Here’s to the list of things I almost remember: about last night, just after being barked awake from the last dying sparkles of a great dream, the wonder of being 5 years old, about that missing thing that mocked me while the grocer asked did I find everything, and “What are you thinking about so hard honey?” at the barbershop. Lost treasures.
All those lost streams are somewhere trailing and dangling off the end of some rusty neuron’s dendrite. Probably lost to the booze, fevers and other sad, hypoxic moments. What can you do? I reply, “Whatup”.

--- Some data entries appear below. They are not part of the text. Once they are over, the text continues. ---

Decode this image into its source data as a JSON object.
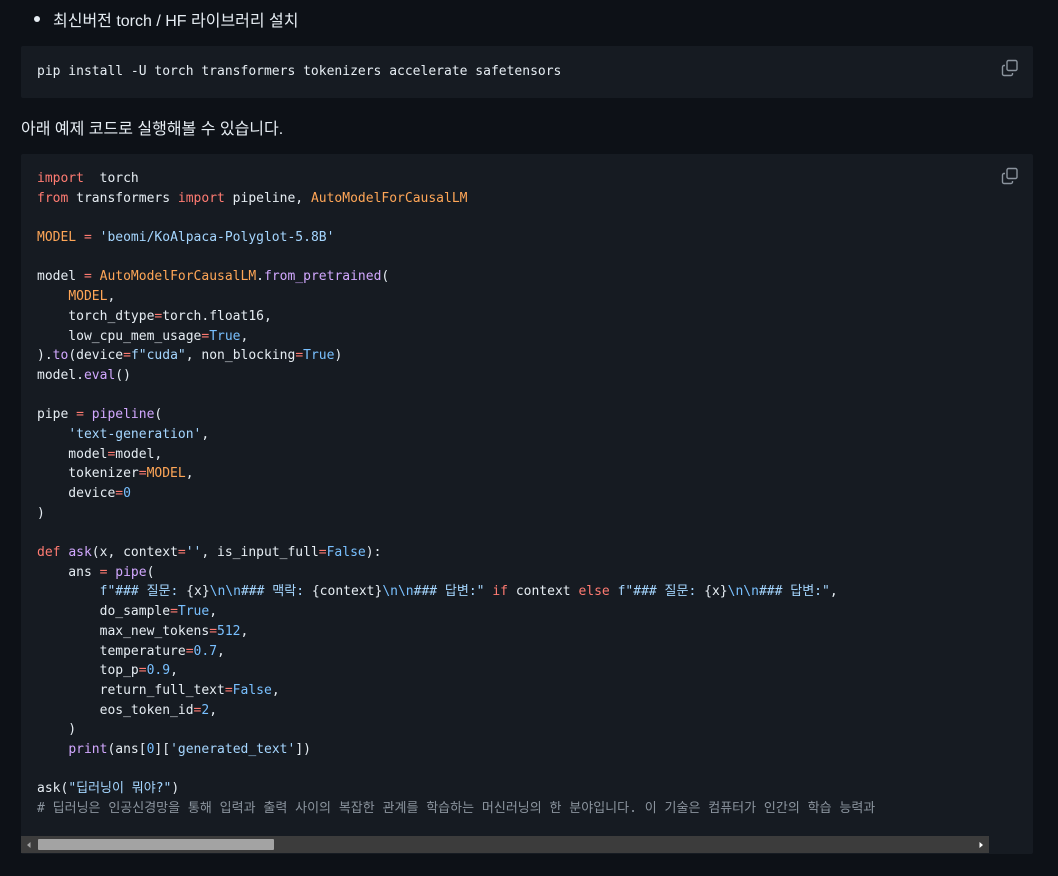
{
  "bullet": {
    "text": "최신버전 torch / HF 라이브러리 설치"
  },
  "install_block": {
    "code": "pip install -U torch transformers tokenizers accelerate safetensors",
    "copy_icon": "copy-icon"
  },
  "prose": {
    "text": "아래 예제 코드로 실행해볼 수 있습니다."
  },
  "example_block": {
    "copy_icon": "copy-icon",
    "code_lines": [
      [
        [
          "kw",
          "import"
        ],
        [
          "",
          "  torch"
        ]
      ],
      [
        [
          "kw",
          "from"
        ],
        [
          "",
          " transformers "
        ],
        [
          "kw",
          "import"
        ],
        [
          "",
          " pipeline, "
        ],
        [
          "cls",
          "AutoModelForCausalLM"
        ]
      ],
      [],
      [
        [
          "cls",
          "MODEL"
        ],
        [
          "",
          " "
        ],
        [
          "op",
          "="
        ],
        [
          "",
          " "
        ],
        [
          "str",
          "'beomi/KoAlpaca-Polyglot-5.8B'"
        ]
      ],
      [],
      [
        [
          "",
          "model "
        ],
        [
          "op",
          "="
        ],
        [
          "",
          " "
        ],
        [
          "cls",
          "AutoModelForCausalLM"
        ],
        [
          "",
          "."
        ],
        [
          "fn",
          "from_pretrained"
        ],
        [
          "",
          "("
        ]
      ],
      [
        [
          "",
          "    "
        ],
        [
          "cls",
          "MODEL"
        ],
        [
          "",
          ","
        ]
      ],
      [
        [
          "",
          "    torch_dtype"
        ],
        [
          "op",
          "="
        ],
        [
          "",
          "torch.float16,"
        ]
      ],
      [
        [
          "",
          "    low_cpu_mem_usage"
        ],
        [
          "op",
          "="
        ],
        [
          "con",
          "True"
        ],
        [
          "",
          ","
        ]
      ],
      [
        [
          "",
          ")."
        ],
        [
          "fn",
          "to"
        ],
        [
          "",
          "(device"
        ],
        [
          "op",
          "="
        ],
        [
          "str",
          "f\"cuda\""
        ],
        [
          "",
          ", non_blocking"
        ],
        [
          "op",
          "="
        ],
        [
          "con",
          "True"
        ],
        [
          "",
          ")"
        ]
      ],
      [
        [
          "",
          "model."
        ],
        [
          "fn",
          "eval"
        ],
        [
          "",
          "()"
        ]
      ],
      [],
      [
        [
          "",
          "pipe "
        ],
        [
          "op",
          "="
        ],
        [
          "",
          " "
        ],
        [
          "fn",
          "pipeline"
        ],
        [
          "",
          "("
        ]
      ],
      [
        [
          "",
          "    "
        ],
        [
          "str",
          "'text-generation'"
        ],
        [
          "",
          ","
        ]
      ],
      [
        [
          "",
          "    model"
        ],
        [
          "op",
          "="
        ],
        [
          "",
          "model,"
        ]
      ],
      [
        [
          "",
          "    tokenizer"
        ],
        [
          "op",
          "="
        ],
        [
          "cls",
          "MODEL"
        ],
        [
          "",
          ","
        ]
      ],
      [
        [
          "",
          "    device"
        ],
        [
          "op",
          "="
        ],
        [
          "num",
          "0"
        ]
      ],
      [
        [
          "",
          ")"
        ]
      ],
      [],
      [
        [
          "kw",
          "def"
        ],
        [
          "",
          " "
        ],
        [
          "fn",
          "ask"
        ],
        [
          "",
          "(x, context"
        ],
        [
          "op",
          "="
        ],
        [
          "str",
          "''"
        ],
        [
          "",
          ", is_input_full"
        ],
        [
          "op",
          "="
        ],
        [
          "con",
          "False"
        ],
        [
          "",
          "):"
        ]
      ],
      [
        [
          "",
          "    ans "
        ],
        [
          "op",
          "="
        ],
        [
          "",
          " "
        ],
        [
          "fn",
          "pipe"
        ],
        [
          "",
          "("
        ]
      ],
      [
        [
          "",
          "        "
        ],
        [
          "str",
          "f\"### 질문: "
        ],
        [
          "",
          "{x}"
        ],
        [
          "num",
          "\\n\\n"
        ],
        [
          "str",
          "### 맥락: "
        ],
        [
          "",
          "{context}"
        ],
        [
          "num",
          "\\n\\n"
        ],
        [
          "str",
          "### 답변:\""
        ],
        [
          "",
          " "
        ],
        [
          "kw",
          "if"
        ],
        [
          "",
          " context "
        ],
        [
          "kw",
          "else"
        ],
        [
          "",
          " "
        ],
        [
          "str",
          "f\"### 질문: "
        ],
        [
          "",
          "{x}"
        ],
        [
          "num",
          "\\n\\n"
        ],
        [
          "str",
          "### 답변:\""
        ],
        [
          "",
          ","
        ]
      ],
      [
        [
          "",
          "        do_sample"
        ],
        [
          "op",
          "="
        ],
        [
          "con",
          "True"
        ],
        [
          "",
          ","
        ]
      ],
      [
        [
          "",
          "        max_new_tokens"
        ],
        [
          "op",
          "="
        ],
        [
          "num",
          "512"
        ],
        [
          "",
          ","
        ]
      ],
      [
        [
          "",
          "        temperature"
        ],
        [
          "op",
          "="
        ],
        [
          "num",
          "0.7"
        ],
        [
          "",
          ","
        ]
      ],
      [
        [
          "",
          "        top_p"
        ],
        [
          "op",
          "="
        ],
        [
          "num",
          "0.9"
        ],
        [
          "",
          ","
        ]
      ],
      [
        [
          "",
          "        return_full_text"
        ],
        [
          "op",
          "="
        ],
        [
          "con",
          "False"
        ],
        [
          "",
          ","
        ]
      ],
      [
        [
          "",
          "        eos_token_id"
        ],
        [
          "op",
          "="
        ],
        [
          "num",
          "2"
        ],
        [
          "",
          ","
        ]
      ],
      [
        [
          "",
          "    )"
        ]
      ],
      [
        [
          "",
          "    "
        ],
        [
          "fn",
          "print"
        ],
        [
          "",
          "(ans["
        ],
        [
          "num",
          "0"
        ],
        [
          "",
          "]["
        ],
        [
          "str",
          "'generated_text'"
        ],
        [
          "",
          "])"
        ]
      ],
      [],
      [
        [
          "",
          "ask("
        ],
        [
          "str",
          "\"딥러닝이 뭐야?\""
        ],
        [
          "",
          ")"
        ]
      ],
      [
        [
          "cmt",
          "# 딥러닝은 인공신경망을 통해 입력과 출력 사이의 복잡한 관계를 학습하는 머신러닝의 한 분야입니다. 이 기술은 컴퓨터가 인간의 학습 능력과"
        ]
      ]
    ]
  },
  "scrollbar": {
    "left_icon": "scroll-left-arrow-icon",
    "right_icon": "scroll-right-arrow-icon"
  }
}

At fifty-one I have to wear my colloquialisms ironically, or risk the wrath of betters, like my good dog Sadie, and all four of our children. My wife sometimes offers me the pun-induced stink eye, but obviously her judgement’s in doubt by definition. And I love definitions, and dictionaries. They get to wear the state parade clothing of bibliophile museums and official bonafides. I can’t remember the other reasons, but I know they involved strong feelings and superfluous adjective attachments.
Wait, I’m hiding behind the silliness again. Here’s to remembering to remember.
Here’s to all the details that escape us, from and about those who leave. I miss my friend Pete, I miss my old Captain Johnson, I miss my Grandpa Roy. I miss every single forgotten joke I ever let drop-slip offside the edges of my conscious mind. What right do I have to forget any glad moment?